Trop souvent, les poètes morts récemment tiennent lieu pour les vivants de cartes de visite. Ainsi, les survivants tentent de s’assurer que celui qui reste est le meilleur dans la perspective d’affronter bien évidemment l’éternité espérée. Voilà l’écueil caché.
Or, en cette fin d’année 2017, la camarde s’est révélée experte et cruelle. À la suite d’un accident d’auto, Jean-Marie Berthier (1940-2017) nous a définitivement quittés. Un comble pour quelqu’un qui souffrit tant, en 1979, de la mort dans un drame de la circulation, de sa fille Mireille, à l’âge de treize ans, et, neuf années plus tard, en 1988, de celle de son fils Jean-Philippe, vingt-cinq ans, également à la suite d’une tragédie de la route ! Jean-Marie Berthier, qui fut un grand voyageur au cœur grand ouvert, un passionné de fraternité authentique, fut édité avec enthousiasme par plusieurs éditeurs passionnés après que Pierre Seghers salua son grand talent. Ainsi fut-il publié par Rougerie, Fanlac, MLD, Le Nouvel Athanor, Le Bruit des autres, et enfin, Bruno Doucey, d’ailleurs sous un titre dramatiquement suggestif : « Ne te retourne plus »…

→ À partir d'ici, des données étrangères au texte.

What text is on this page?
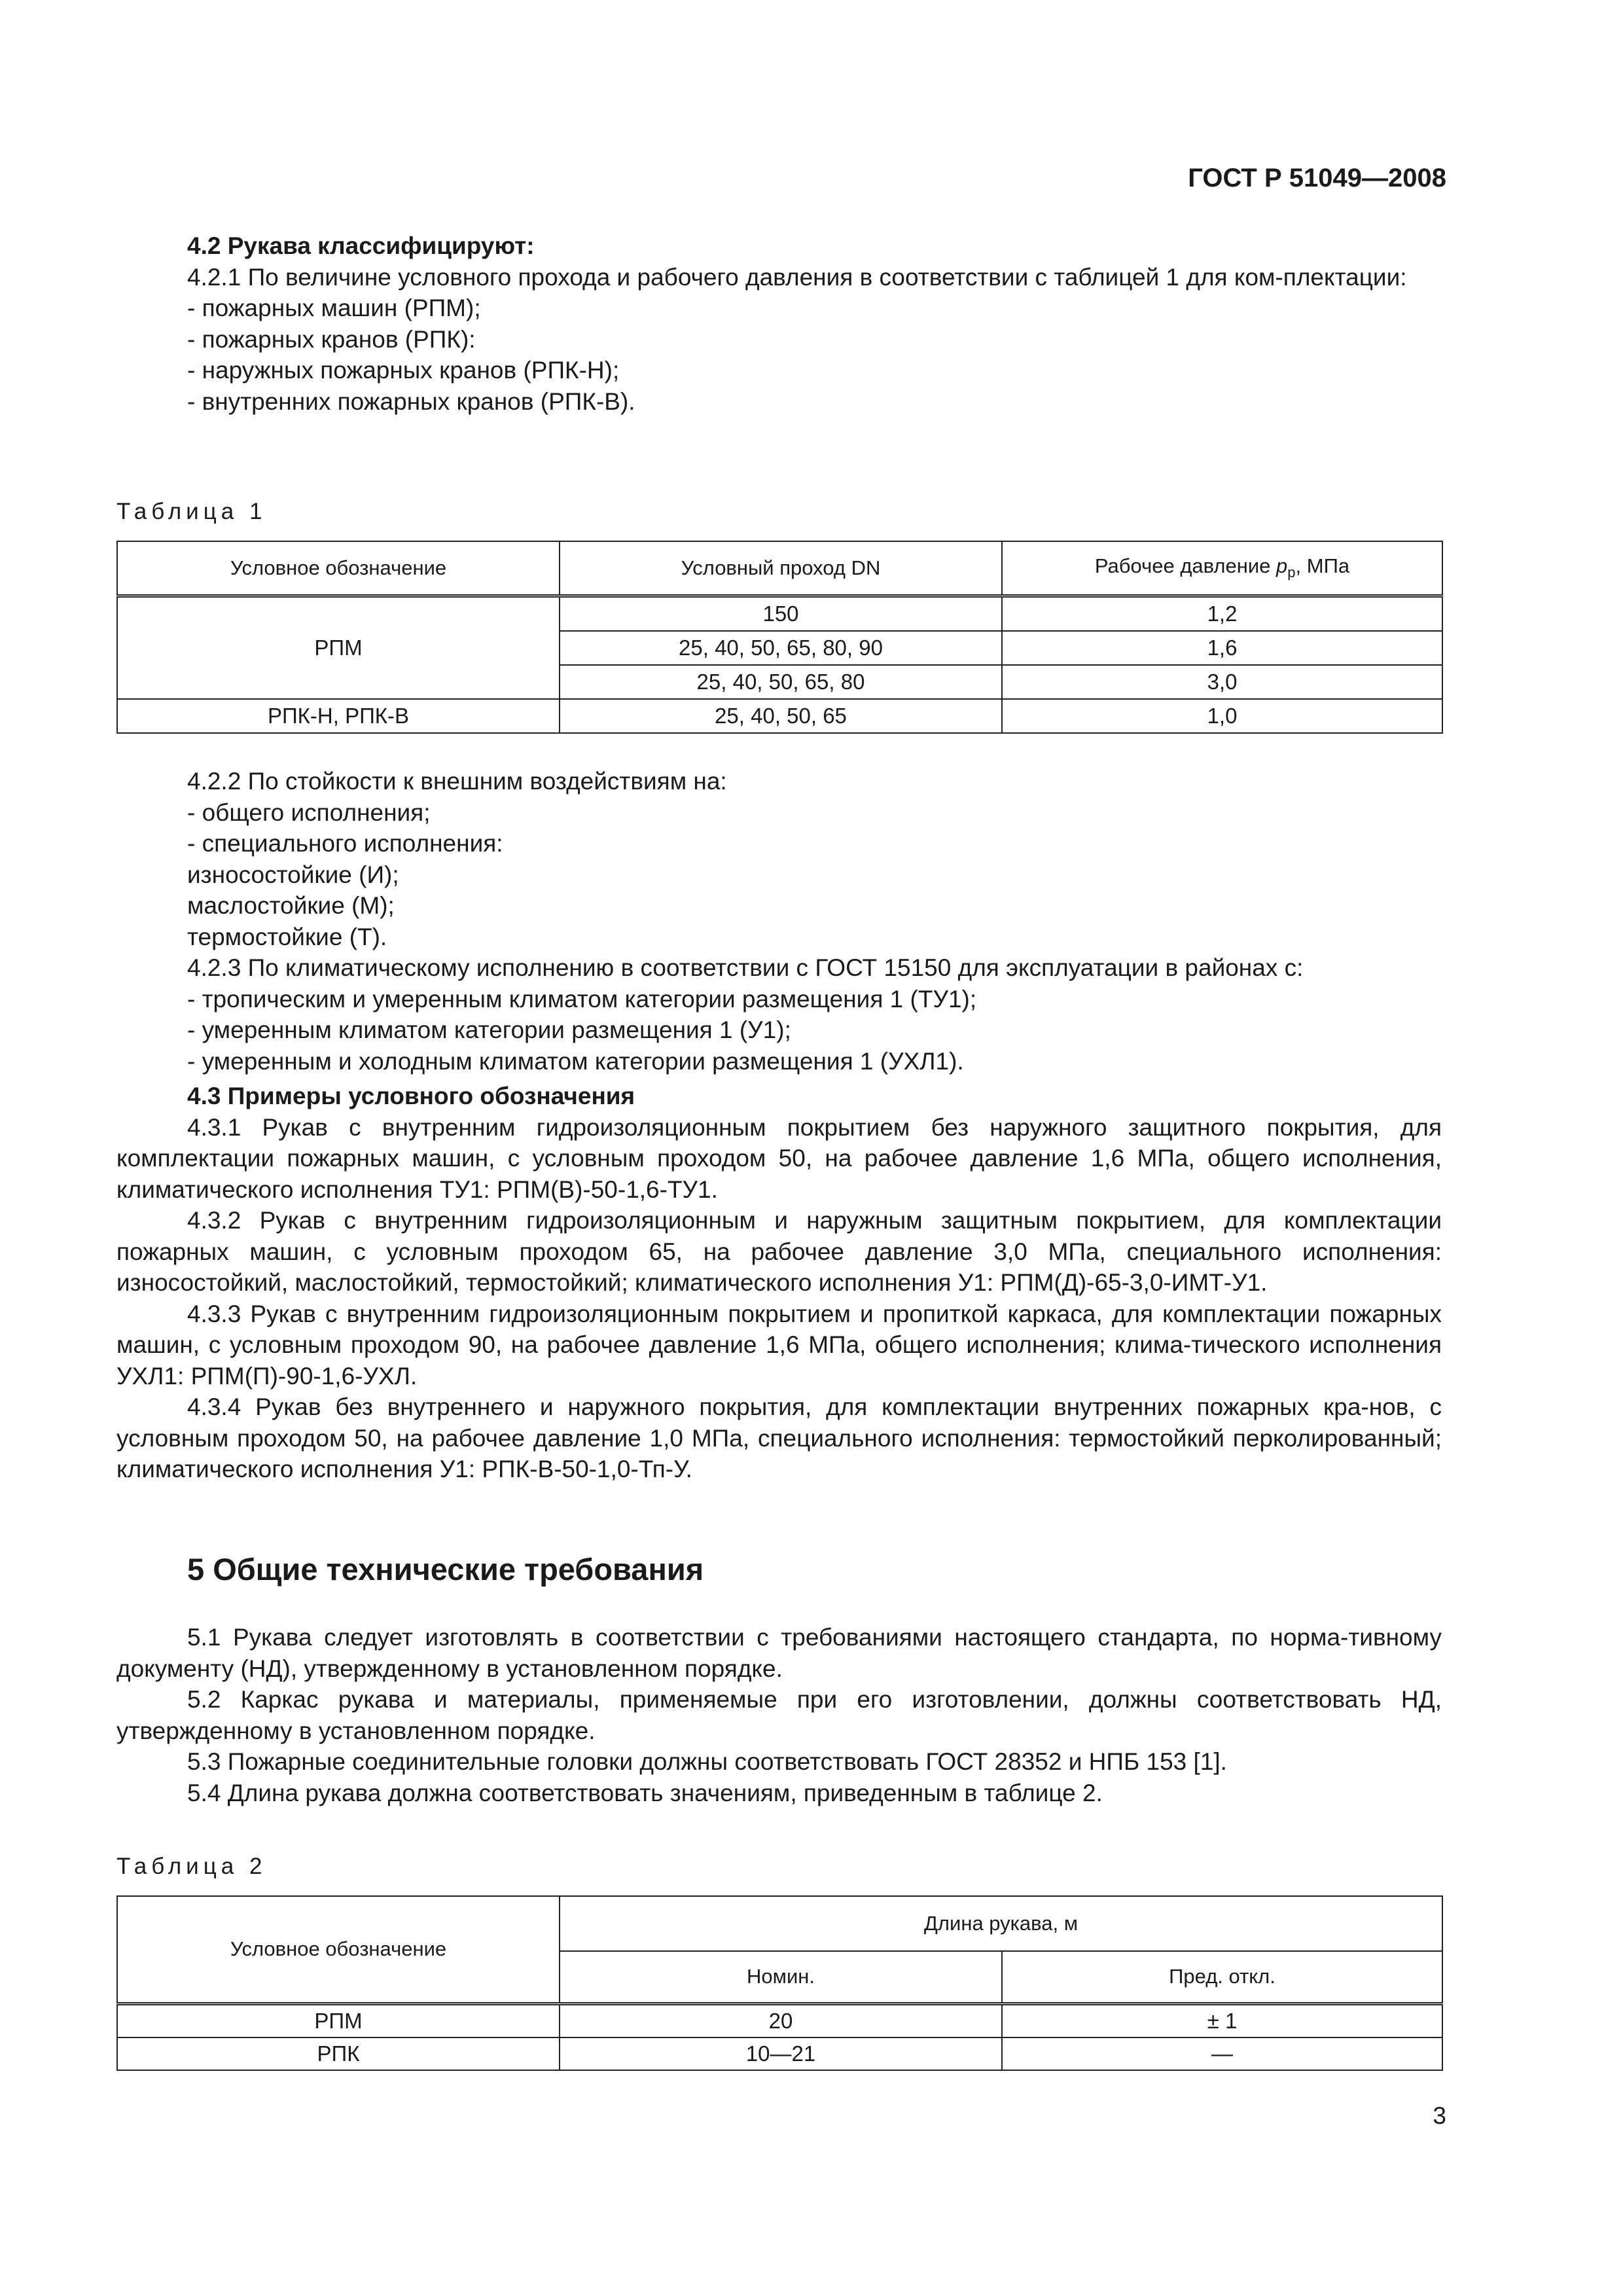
ГОСТ Р 51049—2008

4.2 Рукава классифицируют:

4.2.1 По величине условного прохода и рабочего давления в соответствии с таблицей 1 для ком-плектации:

- пожарных машин (РПМ);

- пожарных кранов (РПК):

- наружных пожарных кранов (РПК-Н);

- внутренних пожарных кранов (РПК-В).

Таблица 1
Условное обозначение	Условный проход DN	Рабочее давление $p_р$, МПа
РПМ	150	1,2
	25, 40, 50, 65, 80, 90	1,6
	25, 40, 50, 65, 80	3,0
РПК-Н, РПК-В	25, 40, 50, 65	1,0

4.2.2 По стойкости к внешним воздействиям на:

- общего исполнения;

- специального исполнения:

износостойкие (И);

маслостойкие (М);

термостойкие (Т).

4.2.3 По климатическому исполнению в соответствии с ГОСТ 15150 для эксплуатации в районах с:

- тропическим и умеренным климатом категории размещения 1 (ТУ1);

- умеренным климатом категории размещения 1 (У1);

- умеренным и холодным климатом категории размещения 1 (УХЛ1).

4.3 Примеры условного обозначения

4.3.1 Рукав с внутренним гидроизоляционным покрытием без наружного защитного покрытия, для комплектации пожарных машин, с условным проходом 50, на рабочее давление 1,6 МПа, общего исполнения, климатического исполнения ТУ1: РПМ(В)-50-1,6-ТУ1.

4.3.2 Рукав с внутренним гидроизоляционным и наружным защитным покрытием, для комплектации пожарных машин, с условным проходом 65, на рабочее давление 3,0 МПа, специального исполнения: износостойкий, маслостойкий, термостойкий; климатического исполнения У1: РПМ(Д)-65-3,0-ИМТ-У1.

4.3.3 Рукав с внутренним гидроизоляционным покрытием и пропиткой каркаса, для комплектации пожарных машин, с условным проходом 90, на рабочее давление 1,6 МПа, общего исполнения; клима-тического исполнения УХЛ1: РПМ(П)-90-1,6-УХЛ.

4.3.4 Рукав без внутреннего и наружного покрытия, для комплектации внутренних пожарных кра-нов, с условным проходом 50, на рабочее давление 1,0 МПа, специального исполнения: термостойкий перколированный; климатического исполнения У1: РПК-В-50-1,0-Тп-У.

5 Общие технические требования

5.1 Рукава следует изготовлять в соответствии с требованиями настоящего стандарта, по норма-тивному документу (НД), утвержденному в установленном порядке.

5.2 Каркас рукава и материалы, применяемые при его изготовлении, должны соответствовать НД, утвержденному в установленном порядке.

5.3 Пожарные соединительные головки должны соответствовать ГОСТ 28352 и НПБ 153 [1].

5.4 Длина рукава должна соответствовать значениям, приведенным в таблице 2.

Таблица 2
Условное обозначение	Длина рукава, м	
	Номин.	Пред. откл.
РПМ	20	± 1
РПК	10—21	—
3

Au fond, n’en déplaise aux « récupérateurs » experts de tous poils, l’important n’est pas de savoir si, oui ou non, un tel ou tel autre fut L’éditeur principal de Jean-Marie Berthier, mais bien plutôt pourquoi et comment son œuvre et son âme marquèrent et marqueront longtemps encore une époque surfant tant de fois sur la surface des choses, des sentiments, et des engagements politiques trop affichés pour être désintéressés…
Jean-Luc Sigaux, quant à lui, décédé à l’âge de 65 ans, fut toujours défendu et édité par Alain Breton, directeur de la Librairie-Galerie Racine située proche de l’Odéon. J’écrivis de lui, dans mon ouvrage général de critique paru chez Seghers en 2014 (1), qu’il fut un « mystique torturé » tentant de « marcher vers la lumière christique », alors que Jean-Marie Berthier réussit « un chant majeur de notre époque », incarnant le désespoir surmonté.
Disparu quelques mois avant Berthier et Sigaux, Michel Merlen (1940-2017), camarade de ma jeunesse peu sage, fut aussi, à mes yeux, un poète « borderline », révolté et rebelle, intrinsèquement original dans sa franchise dénonciatrice.
Au bout du compte, défendre et donner le goût de la poésie contemporaine pour insuffler l’espérance dans les poumons égoïstes de notre pays, ne saurait revenir à établir avec adresse et opportunisme de gros bottins de noms d’auteurs ! Il s’agit bien davantage de faire prendre l’incendie des mots qui changent la société, de ne jamais étiqueter pour se rassurer, mais bien plutôt de saluer et reconnaître les créateurs de même quête spirituelle, de saluer des connivences et de regrouper des visionnaires pour sauver le monde (2). Dans cette visée, Jean-Marie Berthier, Jean-Luc Sigaux et Michel Merlen sont des mousquetaires indispensables. Messieurs, chapeau bas !
Jean-Luc Maxence
(1) Jean-Luc Maxence, Au tournant du siècle Regard critique sur la poésie française contemporaine (Seghers, 2014).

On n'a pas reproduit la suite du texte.